Beep….beep…beep….beep….
The noise of the heart monitor machine dominates the ward. There is a bright red phone amid the medical equipment and wires and tubes. A little religious icon hangs on the wall. There are quiet, purposeful conversations going on.
It’s a relatively quiet day in the St Thomas’ Cardiac Care Unit.
“Her heart rate is 130 but it’s not just the heart rate, it’s the irregularity,” the consultant says to his team. “She really needs an MRI scan but you would end up with an intermittent signal and be none the wiser.”
The team is gathered around a patient in her 50s. She was brought in with heart palpitations and shortness of breath and they are worried her heart will start to fail.
There are seven people engrossed in the issue. One of them is clutching a thick sheaf of notes, detailing all the tests and analysis done so far.
“Your heart is going quite quickly and you’ve got extra heart beats,” the consultant explains to the patient. “We need to get another expert team involved.”
The beeps continue...Patients may come here for ‘level 2’ critical care – that is, if they have a major issue with a single organ, in this case the heart.
That can mean they may be in the first stages of heart failure, or have actually had a heart attack and are recovering, or may have just come out of a heart operation, or other major procedure, and need close support and observation. Or they may be a bit of a puzzle, like our patient today.
In which case, the CCU is at the centre of a web of connections with different teams, all of whom have a different expertise to bring to bear, to get to the root of the problem.
Mostly, the patients in the CCU fall into three typical groups: those coming in due to a ‘STEMI/NSTEMI’, commonly called a heart attack, and so need a blocked vessel in the heart unclogging; those with ‘arrhythmia’ which is an irregular heartbeat; and adults with congenital heart disease – a problem with their heart which they’ve had since birth.
At a large hospital like St Thomas’, every associated team or procedure is on hand, from cath labs for unblocking arteries, to electrophysiology teams who study the electrical system of the heart.
It all makes for quite a varied intake. There are also teams who come to the CCU to assess a patient who needs more expertise and detailed tests to find out what exactly is wrong – like the one who is in today with the fast, irregular heartbeat.
There is only one other patient in the six-bed ward today – an unusually light load for the more than 20 staff. The high staff-to-patient ratio reflects the serious nature of those in the CCU.
“Most of our admissions are people who are acutely unwell.” The Charge Nurse says. “We probably get a dozen people a week who’ve had a heart attack. And sometimes we get patients deteriorating really rapidly for no apparent reason – that can be quite hard.”

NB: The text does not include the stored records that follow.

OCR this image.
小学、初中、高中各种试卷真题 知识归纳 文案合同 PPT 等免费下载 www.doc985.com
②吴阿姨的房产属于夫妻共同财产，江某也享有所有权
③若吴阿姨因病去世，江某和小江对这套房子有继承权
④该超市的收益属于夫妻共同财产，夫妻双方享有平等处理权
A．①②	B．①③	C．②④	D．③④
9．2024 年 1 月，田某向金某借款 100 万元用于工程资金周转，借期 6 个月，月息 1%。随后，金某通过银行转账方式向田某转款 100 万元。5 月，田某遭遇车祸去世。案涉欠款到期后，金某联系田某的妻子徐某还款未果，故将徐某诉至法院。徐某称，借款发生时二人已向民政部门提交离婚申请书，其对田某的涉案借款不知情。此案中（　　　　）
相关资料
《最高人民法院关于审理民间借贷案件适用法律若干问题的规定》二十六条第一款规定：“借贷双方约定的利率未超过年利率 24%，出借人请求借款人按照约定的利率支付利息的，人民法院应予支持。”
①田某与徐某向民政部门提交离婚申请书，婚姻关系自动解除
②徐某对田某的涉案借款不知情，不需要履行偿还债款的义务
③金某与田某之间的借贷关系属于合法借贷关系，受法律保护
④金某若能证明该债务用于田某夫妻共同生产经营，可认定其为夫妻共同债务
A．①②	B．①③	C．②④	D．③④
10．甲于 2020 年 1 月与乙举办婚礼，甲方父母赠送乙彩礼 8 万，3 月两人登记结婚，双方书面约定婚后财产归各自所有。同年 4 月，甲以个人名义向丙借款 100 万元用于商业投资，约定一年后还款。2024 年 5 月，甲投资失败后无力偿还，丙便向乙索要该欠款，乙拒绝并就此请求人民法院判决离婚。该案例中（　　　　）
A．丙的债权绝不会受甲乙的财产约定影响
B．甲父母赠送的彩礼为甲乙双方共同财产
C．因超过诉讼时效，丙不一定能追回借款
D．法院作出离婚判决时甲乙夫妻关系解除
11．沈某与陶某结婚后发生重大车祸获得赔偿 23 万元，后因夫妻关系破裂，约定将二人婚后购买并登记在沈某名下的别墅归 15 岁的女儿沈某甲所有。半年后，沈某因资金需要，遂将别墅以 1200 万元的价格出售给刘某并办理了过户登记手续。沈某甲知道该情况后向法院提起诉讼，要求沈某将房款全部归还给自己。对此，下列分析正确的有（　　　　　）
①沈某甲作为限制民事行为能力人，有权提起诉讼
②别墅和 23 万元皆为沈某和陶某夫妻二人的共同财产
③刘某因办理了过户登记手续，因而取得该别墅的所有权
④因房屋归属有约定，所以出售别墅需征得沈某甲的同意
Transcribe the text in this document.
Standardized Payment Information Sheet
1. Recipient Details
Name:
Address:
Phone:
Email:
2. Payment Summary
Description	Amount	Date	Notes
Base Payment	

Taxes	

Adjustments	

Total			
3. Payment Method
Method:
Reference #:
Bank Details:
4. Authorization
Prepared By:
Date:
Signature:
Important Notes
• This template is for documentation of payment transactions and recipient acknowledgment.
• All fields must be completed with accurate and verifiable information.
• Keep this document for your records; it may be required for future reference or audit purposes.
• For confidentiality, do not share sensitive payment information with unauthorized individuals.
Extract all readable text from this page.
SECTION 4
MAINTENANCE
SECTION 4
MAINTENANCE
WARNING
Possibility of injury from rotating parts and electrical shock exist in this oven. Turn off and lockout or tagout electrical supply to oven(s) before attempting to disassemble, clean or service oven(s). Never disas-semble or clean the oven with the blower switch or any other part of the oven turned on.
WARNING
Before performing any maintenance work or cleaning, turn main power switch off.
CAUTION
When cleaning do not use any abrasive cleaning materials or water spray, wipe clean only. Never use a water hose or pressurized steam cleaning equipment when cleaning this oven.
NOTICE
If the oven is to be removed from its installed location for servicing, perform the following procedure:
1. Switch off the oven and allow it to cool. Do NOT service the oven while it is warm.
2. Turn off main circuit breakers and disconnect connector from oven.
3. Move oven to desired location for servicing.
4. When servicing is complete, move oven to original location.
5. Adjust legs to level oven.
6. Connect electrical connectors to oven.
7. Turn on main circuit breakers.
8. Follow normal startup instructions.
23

That’s what the red phone is for – it’s the phone that the London Ambulance Service calls if they are bringing in an urgent case.
The intense, acute nature of the patients – who are usually only there for a day or so – and the need for the team to work seamlessly together makes for close bonds and firm friendships.
“You spend 12 hours in a small room with these guys so you get to know them very well,” says one of the nurses on duty today who, unusually, has time to talk to me. They get to know the patients too.
“Although our patients pass through quite quickly we are looking after a smaller number so we do get to know them. And they are going through an acute episode and we are their lifeline.”
It is this mix of fast acute work in a small team, and all-hands-on-deck experience that make the CCU an appealing place to work.
“That’s the beauty of this place and this job,” says the Charge Nurse. He is the manager of the CCU team, he explains, but also uses his own expertise as a cardiology specialist practitioner when he needs to.
“I’m using all the skills I’ve learned over the years but I also have managerial duties like managing the team’s training, development, their appraisals, and the budget, but I also get to do hands on work in the ward.”
But doesn’t the beeping become annoying, I ask? “Not really,” he says. “You get used to it. And no two days are the same. It can change, minute by minute.”
One minute is 60-100 beeps. Or 60-100 heartbeats.
That’s 3,600-6,000 an hour, or 85,000-140,000 a day, or 2.5 billion heartbeats over a lifetime.
And if those beats ever get too fast, or too slow, or stop, the CCU is there to help.